The [math]\pm[/math] must be + or we don't have both p and q > 0.

 

at

[math] \frac{\pm 2}{p} = a[/math]

 

why not the p has plusminus value when squareroot it?

 

EDIT : Ignore this post

Edited February 11, 2012 by Vastor

[DrRocket]

The equation [math](px)^2 + 3qx + 4 = 0 [/math] has two equal roots.
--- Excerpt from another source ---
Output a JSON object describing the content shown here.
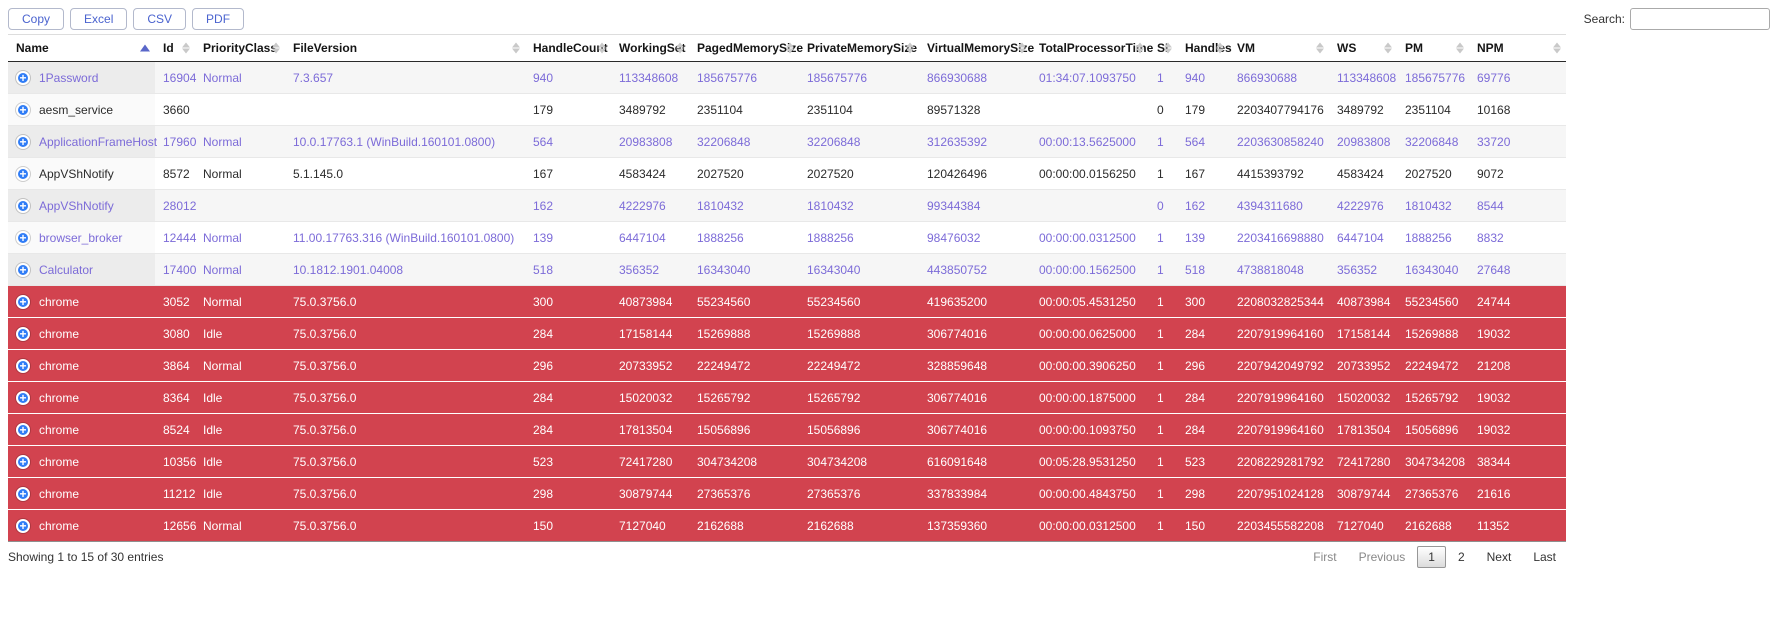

Given that [math]p > 0[/math] and [math]q > 0[/math], find [math]p : q[/math].

 

[math](x-a)^2 = 0[/math]

 

[math]C(x-a)^2 = 0[/math]

Edited February 11, 2012 by DrRocket

[Vastor]

[math]C(x-a)^2 = 0[/math]

 

simple answer that explain all, thnx

 

hope I'm doing good now:-

[math]C(x-a)^2[/math]

[math]Cx^2 - 2aCx + Ca^2 = 0 [/math]

compare

[math]p^2x^2 - 3qx +4 = 0[/math]

[math]C = p^2[/math]

 

so, [math]p^2a^2 = 4[/math]

[math]a^2 = \frac{4}{p^2}[/math]

[math]a = \frac{\pm2}{p}[/math]

 

then, [math]-2aC = -q[/math]

[math]2(\frac{\pm2}{p})(p^2) = 3q[/math]

p, q > 0 so,

[math]2(\frac{2}{p})(p^2) = 3q[/math]

[math]4p = 3q[/math]

[math]\frac{4}{3} = \frac{q}{p}[/math]

 

another problem!

 

given that [math]a[/math] and [math]b[/math] are the roots of the equation [math]3x^2 + 7x - 6 = 0[/math] where [math]a > 0[/math] and [math]b < 0[/math]. Form a quadratic equation which has the roots [math]a + 3[/math] and [math]b-2[/math].

 

my progression:-

[math]3x^2 + 7x - 6 = 0[/math]

 

[math]x^2 +\frac{7}{3}x - 2 = 0[/math]

compare

[math]x^2 - (a+b)x + ab = 0[/math]

 

so,

[math]a+b = -\frac{7}{3}[/math]

&

[math]ab = -2 [/math]

 

for,

[math]ab = -2 [/math]

 

[math]a = -\frac{2}{b} [/math]

 

and then, for

[math]a+b = -\frac{7}{3}[/math]

 

[math] -\frac{2}{b}+b = -\frac{7}{3}[/math]

 

[math] b = \frac{2}{b} - \frac{7}{3} [/math]

 

[math] b = \frac{6 - 7b}{3b} [/math]

 

[math]3b^2 + 7b - 6 = 0[/math]

 

[math](3b - 2)(b + 3) = 0[/math]

 

[math]b = \frac{2}{3}[/math]

and

[math]b = -3[/math]

 

because [math]b < 0[/math], so [math]b = -3[/math] only.

 

after that, for

[math]a = -\frac{2}{b} [/math]

 

[math]a = \frac{2}{3} [/math]

 

then,

[math]x^2 - (a+3 + b-2)x + (a+3)(b-2) = 0[/math]

 

[math]x^2 -(-\frac{7}{3} + 3-2)x + (ab+3b - 2a-6) = 0[/math]

 

[math]x^2 + \frac{4}{3}x +(-8 + 3b - 2a) = 0[/math]

 

[math]x^2 + \frac{4}{3}x +(-8 + 3(-3) - 2(\frac{2}{3})) = 0[/math]

 

[math]x^2 + \frac{4}{3}x +(-17 - (\frac{4}{3})) = 0[/math]

 

[math]x^2 + \frac{4}{3}x - \frac{55}{3} = 0[/math]

 

[math]3x^2 + 4x - 55 = 0[/math]

 

and the answer is

 

[math]3x^2 + 4x - 55 = 0[/math]

 

yes, it's the same

 

but I just can't figured out how does the [math]b = \frac{2}{3} = a[/math] or it's just a coincidence?!